Adley nodded and followed Grift just as the Desolate ripped through two rooks that were pressing for the wall’s opening. The Desolate sped toward the lead titan like a tsunami wave of fire. The bay doors on the machine dropped, and Grift stood with his mouth agape as Abtren and Bastion leapt out from the side of the machine, each one colliding with the blazing attackers.

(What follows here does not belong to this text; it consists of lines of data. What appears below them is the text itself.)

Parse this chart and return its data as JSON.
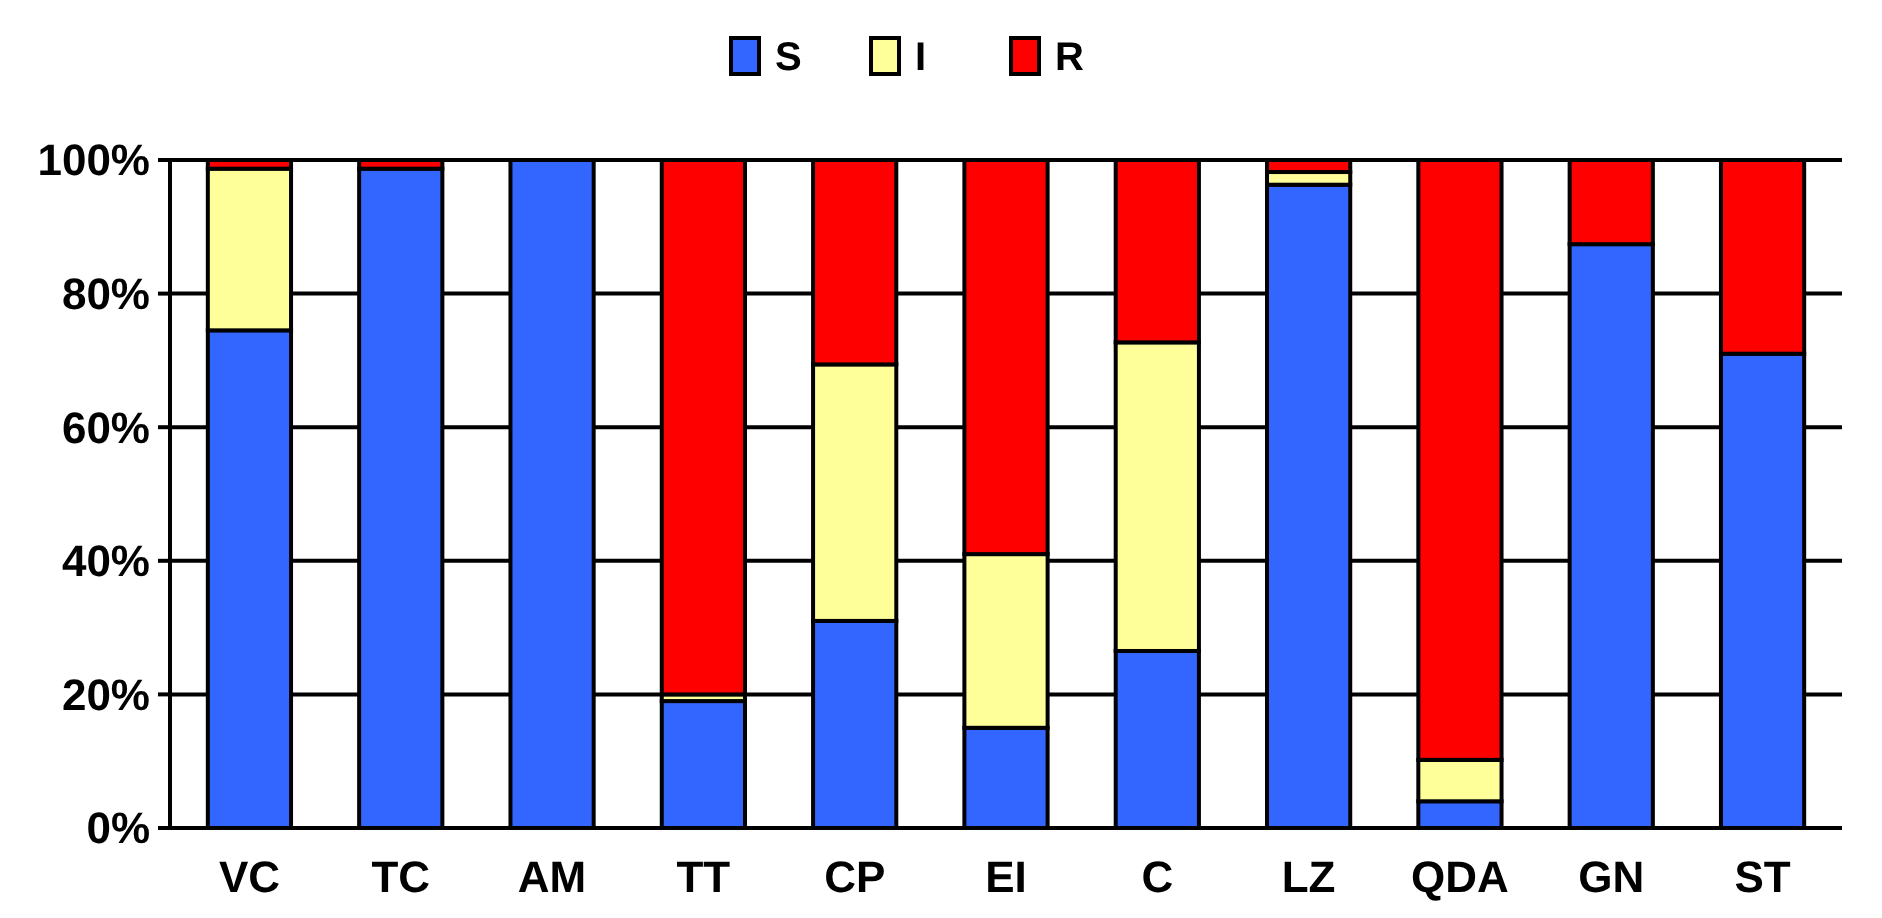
{
  "chart_data": {
    "type": "bar",
    "stacked": true,
    "categories": [
      "VC",
      "TC",
      "AM",
      "TT",
      "CP",
      "EI",
      "C",
      "LZ",
      "QDA",
      "GN",
      "ST"
    ],
    "series": [
      {
        "name": "S",
        "color": "#3366ff",
        "values": [
          74.5,
          98.7,
          100,
          19,
          31,
          15,
          26.5,
          96.3,
          4,
          87.4,
          71
        ]
      },
      {
        "name": "I",
        "color": "#ffff99",
        "values": [
          24.2,
          0,
          0,
          1,
          38.4,
          26,
          46.2,
          1.9,
          6.2,
          0,
          0
        ]
      },
      {
        "name": "R",
        "color": "#ff0000",
        "values": [
          1.3,
          1.3,
          0,
          80,
          30.6,
          59,
          27.3,
          1.8,
          89.8,
          12.6,
          29
        ]
      }
    ],
    "ylim": [
      0,
      100
    ],
    "yticks": [
      {
        "value": 0,
        "label": "0%"
      },
      {
        "value": 20,
        "label": "20%"
      },
      {
        "value": 40,
        "label": "40%"
      },
      {
        "value": 60,
        "label": "60%"
      },
      {
        "value": 80,
        "label": "80%"
      },
      {
        "value": 100,
        "label": "100%"
      }
    ],
    "grid": "y",
    "legend": "top"
  }
}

The four beings ripped at one another, jockeying for power. The Serubs’ skin boiled beneath the fury of their enemies, but both sent powerful blows down upon the Desolate. The two gods’ eyes were crazed and determined as they struggled with the elemental beings from the other side. The morels at the city wall did an about face and poured toward the Celestials, leaping into the fray, slashing and clawing to help free the Serubs from the consuming fire. Most of the morels were instantly disintegrated, but the confusion provided Abtren and Bastion an upper hand. Even as the fire burned into him, Bastion was able to gain a grip on one of the Desolate. With a gigantic snap, the Serub brought the being down, the figure’s flames extinguished.
Abtren danced around the fire of the other in a blur before finally landing a deep, piercing blow to her enemy. She drove her claws deep within the fire until the guardia
n’s form disintegrated in the forest breeze. The Desolate were both extinguished, their forms evaporating within the smoke and destruction of that cursed place.
The two Serubs collapsed on the ground, gasping for breath and clawing to pull themselves back to the titan. Grift snatched up his rifle and swung his sights on them. Adley screamed at him, “Grift, we need to get below!” Grift ignored her, his finger flirting with the trigger of his rifle when a motion in his periphery distracted him.
Oh, no.
Luken had jumped from the wall and was charging straight toward Abtren and Bastion. The remnant of morels attempted to pounce on him, but Luken was able to blow them back with an invisible force that stemmed from his open palms. Those that got close enough were torn apart as he pressed toward his fallen kin.
Luken jumped on top of Bastion and lifted the once mighty Serub’s head from the ground, only to crush his fist into his skull, crumpling the giant in one swift motion. Abtren tried to yell out, but Luken shoved her back with another blast from his hands, sending her rolling across the ash covered ground. Abtren roared out as she crashed against a burning tree stump. She wilted there on the muddy soil before trying to claw her way back up toward the titan, her once beautiful form sapped into that of a withered old woman.
“Why!?” screamed Luken. “You are both fools! Why would you do this? Fight him!”
A hand grasped Luken’s shoulder and he could feel an explosion of pain roar within him, draining him of his energy. Luken recoiled in pain and tried to scramble to his feet.
“Because I told them to. There is no fighting my will.” Glazed, dead eyes locked on Luken as the High King of Candor stole his life away. Seam examined his palms and smirked before pointing his open hands toward Luken, knocking him back ten feet, mirroring Luken’s own display of force. Seam grinned as he cocked his head to the side to meet Luken’s eyes. “And now you will listen to me too, Exile.”